Ⅲ.聖書箇所のメッセージ:ヨブ記42:10~17

 ヨブは神様の前に、自分は完全な者であると自認していました。ヨブは神様の前で正々堂々論じあえるとさえ考えていました。しかし、神様が口を開かれ語られ始めますと、神様が全く次元を超えた偉大な御方であることを理解したのです。神様の言葉と臨在を通して、ヨブは自分自身が何者でもないことに気づき、全く打ち砕かれました。神様はヨブをただされましたが、3人の友はその言葉から罪ありとされました。ヨブは彼らのために仲保者となり、神様の前に執り成しの祈りをささげました。

 ヨブの後半生は前半生よりも満ち足りたものとなりましたが、終わり良ければ全て良しという話ではないでしょう。ヨブが、最終章に至るまでの苦悶は言語を絶するものがあります。ヨブは神様から訓練を受けた、造り変えられた、ねりきよめられたということは言えるでしょう。ヨブでなければ耐えられないような大きな試練を神様はヨブに授けられたとも言えます(へブル12:5~9「主はその愛する者を訓練し、受け入れるすべての子に、むちを加えられるのだから。」(6節))。

竹田俊造師はヨブの鍛錬の過程をこう語られています。

仲保を求めた。「私たち二人の上に手を置く仲裁者が、私たちの間にはいません。」(9:33)

私の証人を望み見た。「今でも、天には私の証人がおられます。私の保証人が、高い所に。」(16:19)

確信を得て叫んだ。「私は知っている。私を贖う方は生きておられ、ついには、土のちりの上に立たれることを。」(19:25)
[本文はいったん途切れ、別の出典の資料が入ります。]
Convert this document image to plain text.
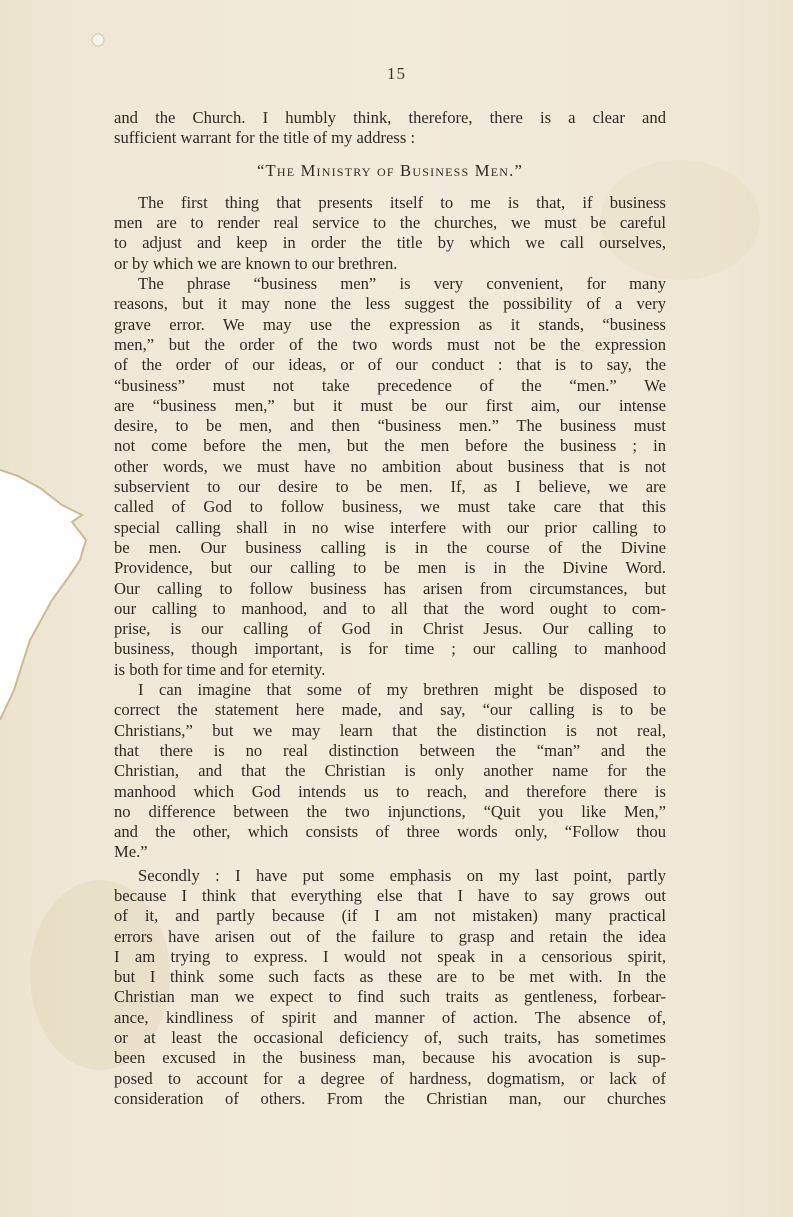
15
and the Church. I humbly think, therefore, there is a clear and
sufficient warrant for the title of my address :
“The Ministry of Business Men.”
The first thing that presents itself to me is that, if business
men are to render real service to the churches, we must be careful
to adjust and keep in order the title by which we call ourselves,
or by which we are known to our brethren.
The phrase “business men” is very convenient, for many
reasons, but it may none the less suggest the possibility of a very
grave error. We may use the expression as it stands, “business
men,” but the order of the two words must not be the expression
of the order of our ideas, or of our conduct : that is to say, the
“business” must not take precedence of the “men.” We
are “business men,” but it must be our first aim, our intense
desire, to be men, and then “business men.” The business must
not come before the men, but the men before the business ; in
other words, we must have no ambition about business that is not
subservient to our desire to be men. If, as I believe, we are
called of God to follow business, we must take care that this
special calling shall in no wise interfere with our prior calling to
be men. Our business calling is in the course of the Divine
Providence, but our calling to be men is in the Divine Word.
Our calling to follow business has arisen from circumstances, but
our calling to manhood, and to all that the word ought to com-
prise, is our calling of God in Christ Jesus. Our calling to
business, though important, is for time ; our calling to manhood
is both for time and for eternity.
I can imagine that some of my brethren might be disposed to
correct the statement here made, and say, “our calling is to be
Christians,” but we may learn that the distinction is not real,
that there is no real distinction between the “man” and the
Christian, and that the Christian is only another name for the
manhood which God intends us to reach, and therefore there is
no difference between the two injunctions, “Quit you like Men,”
and the other, which consists of three words only, “Follow thou
Me.”
Secondly : I have put some emphasis on my last point, partly
because I think that everything else that I have to say grows out
of it, and partly because (if I am not mistaken) many practical
errors have arisen out of the failure to grasp and retain the idea
I am trying to express. I would not speak in a censorious spirit,
but I think some such facts as these are to be met with. In the
Christian man we expect to find such traits as gentleness, forbear-
ance, kindliness of spirit and manner of action. The absence of,
or at least the occasional deficiency of, such traits, has sometimes
been excused in the business man, because his avocation is sup-
posed to account for a degree of hardness, dogmatism, or lack of
consideration of others. From the Christian man, our churches
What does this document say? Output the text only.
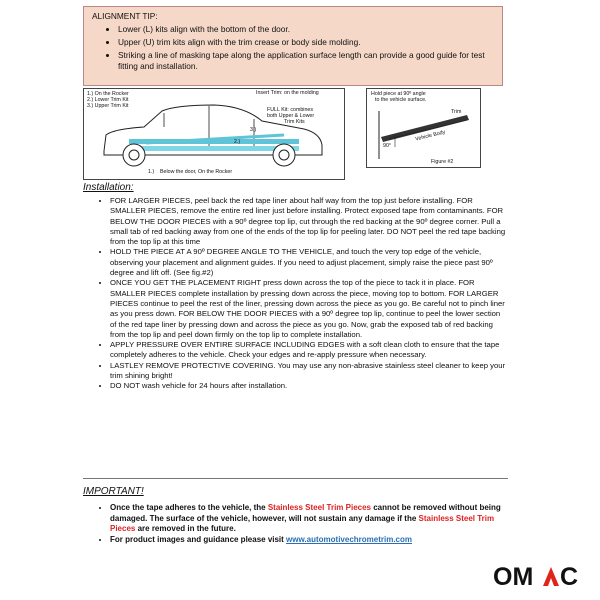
ALIGNMENT TIP:
• Lower (L) kits align with the bottom of the door.
• Upper (U) trim kits align with the trim crease or body side molding.
• Striking a line of masking tape along the application surface length can provide a good guide for test fitting and installation.
1.) On the Rocker
2.) Lower Trim Kit
3.) Upper Trim Kit
Insert Trim: on the molding
FULL Kit: combines
both Upper & Lower
Trim Kits
3.)
2.)
1.) Below the door, On the Rocker
Hold piece at 90º angle
to the vehicle surface.
Trim
Vehicle Body
90°
Figure #2
Installation:
• FOR LARGER PIECES, peel back the red tape liner about half way from the top just before installing. FOR SMALLER PIECES, remove the entire red liner just before installing. Protect exposed tape from contaminants. FOR BELOW THE DOOR PIECES with a 90º degree top lip, cut through the red backing at the 90º degree corner. Pull a small tab of red backing away from one of the ends of the top lip for peeling later. DO NOT peel the red tape backing from the top lip at this time
• HOLD THE PIECE AT A 90º DEGREE ANGLE TO THE VEHICLE, and touch the very top edge of the vehicle, observing your placement and alignment guides. If you need to adjust placement, simply raise the piece past 90º degree and lift off. (See fig.#2)
• ONCE YOU GET THE PLACEMENT RIGHT press down across the top of the piece to tack it in place. FOR SMALLER PIECES complete installation by pressing down across the piece, moving top to bottom. FOR LARGER PIECES continue to peel the rest of the liner, pressing down across the piece as you go. Be careful not to pinch liner as you press down. FOR BELOW THE DOOR PIECES with a 90º degree top lip, continue to peel the lower section of the red tape liner by pressing down and across the piece as you go. Now, grab the exposed tab of red backing from the top lip and peel down firmly on the top lip to complete installation.
• APPLY PRESSURE OVER ENTIRE SURFACE INCLUDING EDGES with a soft clean cloth to ensure that the tape completely adheres to the vehicle. Check your edges and re-apply pressure when necessary.
• LASTLEY REMOVE PROTECTIVE COVERING. You may use any non-abrasive stainless steel cleaner to keep your trim shining bright!
• DO NOT wash vehicle for 24 hours after installation.
IMPORTANT!
• Once the tape adheres to the vehicle, the Stainless Steel Trim Pieces cannot be removed without being damaged. The surface of the vehicle, however, will not sustain any damage if the Stainless Steel Trim Pieces are removed in the future.
• For product images and guidance please visit www.automotivechrometrim.com
OM C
最終的に至った思いは、「しかし、みこころは一つである。だれがその御思いを翻せるだろうか。神はご自分が欲するところを行われる。 神は、私について定めたことを成し遂げられる。神にはそのような多くの定めがあるからだ。」(23:13~14)

実に神はわれわれの目を開いて見せ、耳を開いて聞かせてくださる。 開かれた目、開かれた耳、これによって神を拝し、神にお会いする。「心のきよい者は幸いです。その人たちは神を見るからです。」(マタイ5:8)。それゆえ聖潔は生ける神に仕えさせるものである。

 

アウグスチヌスは苦しみの意味について、「悪も無く苦しみも無いことよりも、悪から善を生み出すことを神はより勝ったことと判断された。」と言っています。私たちは造られた者として、神様の前にひれ伏し、謙虚に歩みましょう。私たちのために執り成す、仲保者なる御方を持っているのですから、やがて公正な審判(判断・評価)を下される神様の前に出る者となりましょう。